The only interesting aspect to Uncanny X-Men #509 was the three-page scene with the scientists. Fraction does a great job with the dialogue in this scene. Fraction also whips up some great chemistry between the scientists. The idea to travel back in time to study Dr. Nemesis’ parents is a pretty wild idea that has the potential to be a fun story.

Yes, it is incredibly convenient that the first mutant just happens to be Dr. Nemesis. But, this plotline is still more interesting than anything else going on in this title.

From a technical standpoint, Uncanny X-Men #509 was a poorly written issue. Fraction has a few neat ideas for this title.  However, the execution is just awful.

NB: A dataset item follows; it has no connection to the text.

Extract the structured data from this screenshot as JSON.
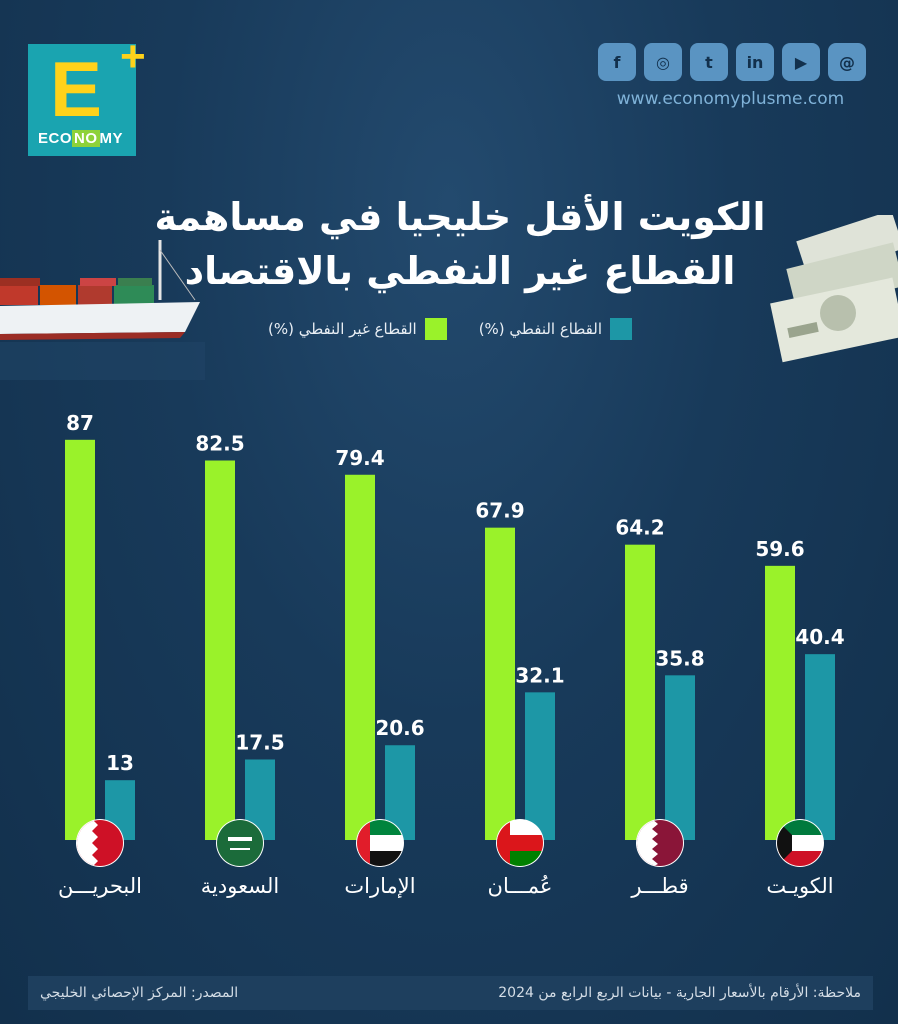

Fraction continues with the increasingly annoying smart-alecky character identification boxes for the various X-Men. This was a marginally cute idea when Fraction first used it. However, at this point, this technique has long overstayed its welcome and now only serves to break the flow of the issue and pull the reader out of the story.

The dialogue is stiff as all of the characters possess generic voices. The narration is unbelievably cheesy and melodramatic. It is so overwrought that it makes the reader chuckle when they are not supposed to. And it pulls the reader out of the story since it is so poorly written.

The character work is non-existent outside of how Fraction writes the scientists. This issue is all tell and no show. Fraction is amateurishly unsubtle with the various plotlines and themes and he spoon-feeds the reader throughout the issue.

The plotting is atrocious as plotlines seem to randomly come and go with no coherent blueprint in mind. The pacing is poor as the story creeps along at a slow crawl. The framework of this issue is clunky and the story has no flow at all. Uncanny X-Men #509 reads like a rough draft and the editor didn’t even glance at what Fraction gave him before sending this story out to be published.

So congrats to Nova #24 for winning The Che Award of the week and “congrats” to Uncanny X-Men #509 for winning the Sequential Methadone Award for the week.